Moreover, X’s career is soaring. ? sold 131,000 equivalent album units during its first week. It’s the second largest streaming week for an album this year, only second to Migos 150,000 units sold for Culture II. The difference between the two acts is that Migos is perceived to be a part of rap’s leading mainstream class, while X represents the defiant underground, yet he is barely short of Migos’ numbers. And now, as he takes more charge of his narrative by staying relatively quiet and pushing messages of positivity, the public’s perception—or, willingness to share their true feelings—is starting to change. A simple search of X’s name on Twitter will bring up an assortment of tweets that lament loving XXXTentacion's music while feeling guilty for doing so.

I’m not without fault in this situation, either. Last week while headed to work, I screengrabbed myself listening to Kodak Black’s “Tunnel Vision” and uploaded it to my Instagram stories. A female friend called me out, and I realized she was right and deleted it. Like many, I allowed myself to be a lazy, careless listener to the music. It's easy to suspend all critical thinking when you're just listening to music, and most of the time that's fine. But in this case the stakes are a lot higher. The artists are known abusers, and we can't ignore that. Especially now.

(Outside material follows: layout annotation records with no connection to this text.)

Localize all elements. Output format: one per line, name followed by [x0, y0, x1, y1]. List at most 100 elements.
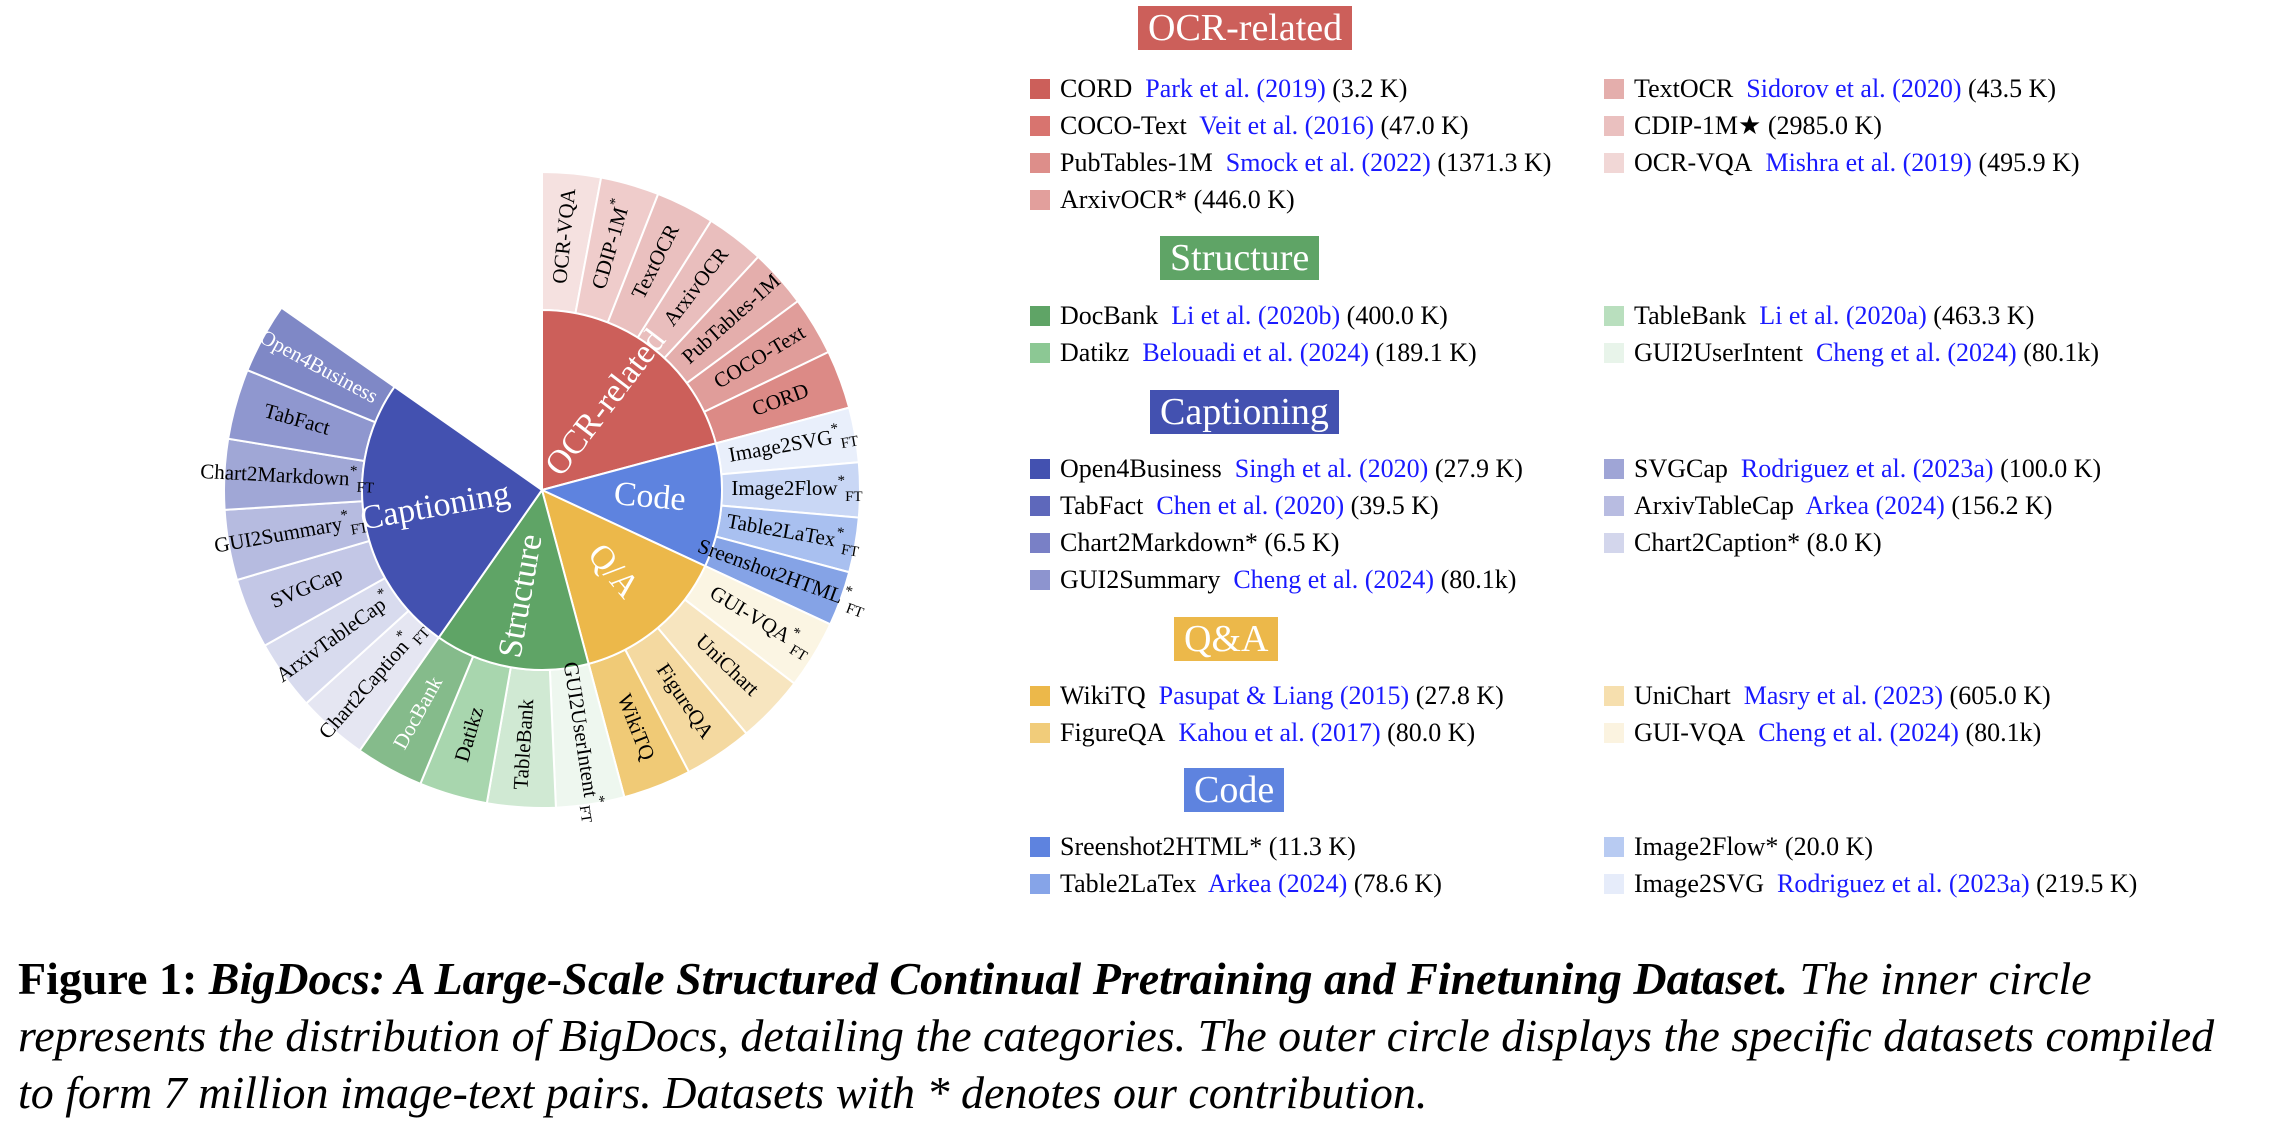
- citation-link[interactable]: Arkea (2024): [1805, 491, 1945, 520]
- dataset-size: (39.5 K): [1350, 491, 1439, 520]
- inner-wedge: [541, 308, 718, 492]
- legend-swatch: [1604, 723, 1624, 743]
- legend-swatch: [1030, 686, 1050, 706]
- figure-label: Figure 1:: [18, 953, 198, 1004]
- dataset-name: Table2LaTex: [1060, 869, 1197, 898]
- legend-swatch: [1604, 343, 1624, 363]
- dataset-size: (400.0 K): [1346, 301, 1448, 330]
- dataset-name: DocBank: [1060, 301, 1159, 330]
- legend-swatch: [1030, 116, 1050, 136]
- dataset-size: (463.3 K): [1933, 301, 2035, 330]
- citation-link[interactable]: Arkea (2024): [1207, 869, 1348, 898]
- legend-swatch: [1030, 343, 1050, 363]
- citation-link[interactable]: Chen et al. (2020): [1156, 491, 1345, 520]
- citation-link[interactable]: Rodriguez et al. (2023a): [1740, 454, 1994, 483]
- legend-swatch: [1604, 874, 1624, 894]
- citation-link[interactable]: Pasupat & Liang (2015): [1158, 681, 1410, 710]
- dataset-size: (11.3 K): [1268, 832, 1356, 861]
- legend-swatch: [1030, 79, 1050, 99]
- dataset-name: Sreenshot2HTML*: [1060, 832, 1263, 861]
- inner-wedge: [361, 385, 544, 639]
- legend-swatch: [1030, 533, 1050, 553]
- figure-caption: Figure 1: BigDocs: A Large-Scale Structu…: [18, 950, 2258, 1121]
- legend-swatch: [1030, 496, 1050, 516]
- dataset-size: (8.0 K): [1806, 528, 1882, 557]
- legend-swatch: [1030, 190, 1050, 210]
- citation-link[interactable]: Belouadi et al. (2024): [1142, 338, 1370, 367]
- dataset-size: (47.0 K): [1380, 111, 1469, 140]
- legend-swatch: [1604, 116, 1624, 136]
- legend-swatch: [1604, 153, 1624, 173]
- dataset-name: CORD: [1060, 74, 1133, 103]
- dataset-name: WikiTQ: [1060, 681, 1146, 710]
- legend-swatch: [1604, 533, 1624, 553]
- dataset-name: Image2SVG: [1634, 869, 1764, 898]
- legend-swatch: [1030, 306, 1050, 326]
- dataset-name: Image2Flow*: [1634, 832, 1779, 861]
- legend-entry: WikiTQ Pasupat & Liang (2015) (27.8 K): [1030, 679, 1504, 713]
- legend-entry: Datikz Belouadi et al. (2024) (189.1 K): [1030, 336, 1477, 370]
- dataset-size: (495.9 K): [1978, 148, 2080, 177]
- citation-link[interactable]: Rodriguez et al. (2023a): [1776, 869, 2030, 898]
- dataset-size: (2985.0 K): [1767, 111, 1882, 140]
- citation-link[interactable]: Park et al. (2019): [1145, 74, 1326, 103]
- citation-link[interactable]: Cheng et al. (2024): [1758, 718, 1959, 747]
- citation-link[interactable]: Li et al. (2020a): [1759, 301, 1927, 330]
- legend-entry: UniChart Masry et al. (2023) (605.0 K): [1604, 679, 2051, 713]
- legend-entry: Chart2Caption* (8.0 K): [1604, 526, 1882, 560]
- dataset-size: (605.0 K): [1949, 681, 2051, 710]
- dataset-name: OCR-VQA: [1634, 148, 1753, 177]
- citation-link[interactable]: Li et al. (2020b): [1171, 301, 1341, 330]
- dataset-name: GUI2Summary: [1060, 565, 1221, 594]
- legend-entry: COCO-Text Veit et al. (2016) (47.0 K): [1030, 109, 1469, 143]
- legend-entry: SVGCap Rodriguez et al. (2023a) (100.0 K…: [1604, 452, 2101, 486]
- dataset-name: Open4Business: [1060, 454, 1222, 483]
- dataset-size: (27.8 K): [1415, 681, 1504, 710]
- figure-caption-text: The inner circle represents the distribu…: [18, 953, 2215, 1118]
- citation-link[interactable]: Masry et al. (2023): [1743, 681, 1944, 710]
- sunburst-chart: OCR-VQA CDIP-1M*TextOCRArxivOCRPubTables-…: [200, 170, 865, 824]
- dataset-name: CDIP-1M★: [1634, 111, 1762, 140]
- dataset-size: (1371.3 K): [1437, 148, 1552, 177]
- inner-wedge: [437, 487, 590, 671]
- dataset-name: PubTables-1M: [1060, 148, 1213, 177]
- legend-entry: Sreenshot2HTML* (11.3 K): [1030, 830, 1356, 864]
- dataset-size: (20.0 K): [1784, 832, 1874, 861]
- citation-link[interactable]: Kahou et al. (2017): [1178, 718, 1381, 747]
- outer-ring: [223, 170, 862, 810]
- inner-wedge: [539, 442, 723, 568]
- legend-entry: Image2SVG Rodriguez et al. (2023a) (219.…: [1604, 867, 2137, 901]
- citation-link[interactable]: Cheng et al. (2024): [1815, 338, 2017, 367]
- legend-swatch: [1604, 837, 1624, 857]
- dataset-name: UniChart: [1634, 681, 1731, 710]
- legend-entry: Image2Flow* (20.0 K): [1604, 830, 1873, 864]
- outer-wedge-label: Image2Flow*FT: [731, 473, 862, 505]
- legend-swatch: [1030, 570, 1050, 590]
- dataset-size: (446.0 K): [1193, 185, 1295, 214]
- dataset-name: GUI2UserIntent: [1634, 338, 1803, 367]
- legend-swatch: [1030, 837, 1050, 857]
- citation-link[interactable]: Cheng et al. (2024): [1233, 565, 1435, 594]
- inner-wedge: [540, 488, 707, 666]
- legend-entry: CORD Park et al. (2019) (3.2 K): [1030, 72, 1407, 106]
- legend-swatch: [1604, 496, 1624, 516]
- citation-link[interactable]: Mishra et al. (2019): [1765, 148, 1972, 177]
- legend-entry: ArxivTableCap Arkea (2024) (156.2 K): [1604, 489, 2052, 523]
- citation-link[interactable]: Veit et al. (2016): [1199, 111, 1374, 140]
- dataset-name: TabFact: [1060, 491, 1144, 520]
- legend-entry: PubTables-1M Smock et al. (2022) (1371.3…: [1030, 146, 1551, 180]
- legend-title-code: Code: [1184, 768, 1285, 812]
- citation-link[interactable]: Sidorov et al. (2020): [1746, 74, 1962, 103]
- legend-entry: Open4Business Singh et al. (2020) (27.9 …: [1030, 452, 1523, 486]
- dataset-name: Datikz: [1060, 338, 1130, 367]
- legend-entry: Chart2Markdown* (6.5 K): [1030, 526, 1339, 560]
- dataset-name: Chart2Caption*: [1634, 528, 1801, 557]
- citation-link[interactable]: Singh et al. (2020): [1234, 454, 1429, 483]
- legend-swatch: [1030, 153, 1050, 173]
- dataset-name: Chart2Markdown*: [1060, 528, 1258, 557]
- legend-swatch: [1604, 459, 1624, 479]
- legend-entry: GUI2Summary Cheng et al. (2024) (80.1k): [1030, 563, 1516, 597]
- dataset-name: SVGCap: [1634, 454, 1728, 483]
- citation-link[interactable]: Smock et al. (2022): [1225, 148, 1431, 177]
- dataset-size: (80.1k): [1965, 718, 2042, 747]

It’s hard to separate art from the artist when in the year 2018 we are aware of so many details about the personal lives of musicians we listen to, and the music seems to be an actual reflection of what they're like in real life. How can we unlink the two when the idea of transparency is what so many artists cash-in on to make their fan bases feel close to them? Making good music shouldn’t be enough to rewrite history or hand out sympathy to a person who went great lengths to make someone else’s life a living Hell. The only way to truly take this issue on is to stop listening altogether.